However, I'm certainly not a domain expert in most of these topics, which makes reading these papers difficult. Is there somewhere where I can read summaries about the newest developments in some topic (e.g. math, cosmology, etc.) in layman's terms?
Also, see if you can find good blogs by researchers in the topics you're interested in. There are some good ones out there (as an ecologist, I like "Ecology for the Masses"). Their spectrum will be a lot narrower than a magazine - constrained by the authors' expertise and interests - but they can be more "bleeding edge".
https://www.quantamagazine.org/
Brilliant popular science writing about contemporary discoveries in math, computer science, and the physical sciences.
The common advice is to read the abstract and then conclusion, and only the method if you want to dig deeper.

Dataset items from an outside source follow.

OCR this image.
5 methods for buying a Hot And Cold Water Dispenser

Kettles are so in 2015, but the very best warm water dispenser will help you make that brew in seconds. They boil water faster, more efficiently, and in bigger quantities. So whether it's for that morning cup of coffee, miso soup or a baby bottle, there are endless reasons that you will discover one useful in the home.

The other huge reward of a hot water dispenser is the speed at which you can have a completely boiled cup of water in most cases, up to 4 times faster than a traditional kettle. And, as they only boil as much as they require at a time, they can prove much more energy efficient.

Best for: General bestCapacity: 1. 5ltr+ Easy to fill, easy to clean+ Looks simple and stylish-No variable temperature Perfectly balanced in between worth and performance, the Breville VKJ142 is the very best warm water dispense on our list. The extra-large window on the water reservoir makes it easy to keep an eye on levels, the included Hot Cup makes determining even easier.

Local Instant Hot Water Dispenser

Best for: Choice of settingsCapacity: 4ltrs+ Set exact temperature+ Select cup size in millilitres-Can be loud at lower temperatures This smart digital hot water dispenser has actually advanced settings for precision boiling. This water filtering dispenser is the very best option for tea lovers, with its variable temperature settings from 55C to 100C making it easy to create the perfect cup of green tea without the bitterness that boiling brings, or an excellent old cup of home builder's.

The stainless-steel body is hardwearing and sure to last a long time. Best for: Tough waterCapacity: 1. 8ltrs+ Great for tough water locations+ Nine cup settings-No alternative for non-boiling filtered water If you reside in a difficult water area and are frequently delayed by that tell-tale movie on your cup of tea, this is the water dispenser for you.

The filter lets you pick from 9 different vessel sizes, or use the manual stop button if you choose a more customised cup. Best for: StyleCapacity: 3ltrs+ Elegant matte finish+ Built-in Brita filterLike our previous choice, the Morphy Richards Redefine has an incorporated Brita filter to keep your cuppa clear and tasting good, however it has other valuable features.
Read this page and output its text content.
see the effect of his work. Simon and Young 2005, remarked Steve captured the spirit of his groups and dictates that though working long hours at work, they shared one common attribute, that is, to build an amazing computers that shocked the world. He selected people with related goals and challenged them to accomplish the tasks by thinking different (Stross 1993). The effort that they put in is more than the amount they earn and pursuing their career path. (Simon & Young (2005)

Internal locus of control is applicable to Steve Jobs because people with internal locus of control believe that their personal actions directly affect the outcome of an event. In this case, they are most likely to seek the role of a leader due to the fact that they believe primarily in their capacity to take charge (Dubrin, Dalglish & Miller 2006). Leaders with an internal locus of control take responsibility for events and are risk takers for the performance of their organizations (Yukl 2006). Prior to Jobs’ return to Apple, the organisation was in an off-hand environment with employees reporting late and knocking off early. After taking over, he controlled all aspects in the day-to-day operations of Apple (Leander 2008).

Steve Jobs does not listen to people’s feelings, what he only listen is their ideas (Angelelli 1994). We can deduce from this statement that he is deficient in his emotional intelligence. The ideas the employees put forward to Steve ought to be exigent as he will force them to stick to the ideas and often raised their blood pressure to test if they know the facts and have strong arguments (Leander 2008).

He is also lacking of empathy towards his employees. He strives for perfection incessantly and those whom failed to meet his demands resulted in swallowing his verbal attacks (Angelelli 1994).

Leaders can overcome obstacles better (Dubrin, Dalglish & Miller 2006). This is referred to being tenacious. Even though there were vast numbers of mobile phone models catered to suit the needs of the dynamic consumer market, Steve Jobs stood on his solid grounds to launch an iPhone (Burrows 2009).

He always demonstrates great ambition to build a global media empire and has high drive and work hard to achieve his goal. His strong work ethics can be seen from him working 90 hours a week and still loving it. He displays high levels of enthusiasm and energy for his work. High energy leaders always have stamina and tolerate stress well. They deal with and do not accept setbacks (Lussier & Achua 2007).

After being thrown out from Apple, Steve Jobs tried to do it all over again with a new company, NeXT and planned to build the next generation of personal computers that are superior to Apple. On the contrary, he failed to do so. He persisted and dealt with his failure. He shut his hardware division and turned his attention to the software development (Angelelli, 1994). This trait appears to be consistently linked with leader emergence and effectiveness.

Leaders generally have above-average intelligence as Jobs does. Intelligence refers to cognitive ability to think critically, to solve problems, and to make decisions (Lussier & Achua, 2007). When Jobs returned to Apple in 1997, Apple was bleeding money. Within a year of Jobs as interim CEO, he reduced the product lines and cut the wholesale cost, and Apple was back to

Try to find a well-cited “meta analysis” or “literature review” in the field you’re looking into. These will common on the current state of the research field, and reference influential papers. They’re a great starting point.
I find myself needing to do something analogous to “suspending disbelief” when reading about a new topic. There is usually a lot of terminology I don’t understand, but I put up with it for a while. Eventually it makes sense. Other times, I need to look up the actual definitions.
Following Twitter is good for discovering things you didn't know to search for.
I also think magazines are good to get for general reading, for example: IEEE Spectrum, Scientific American, Nature, Physics Today, etc.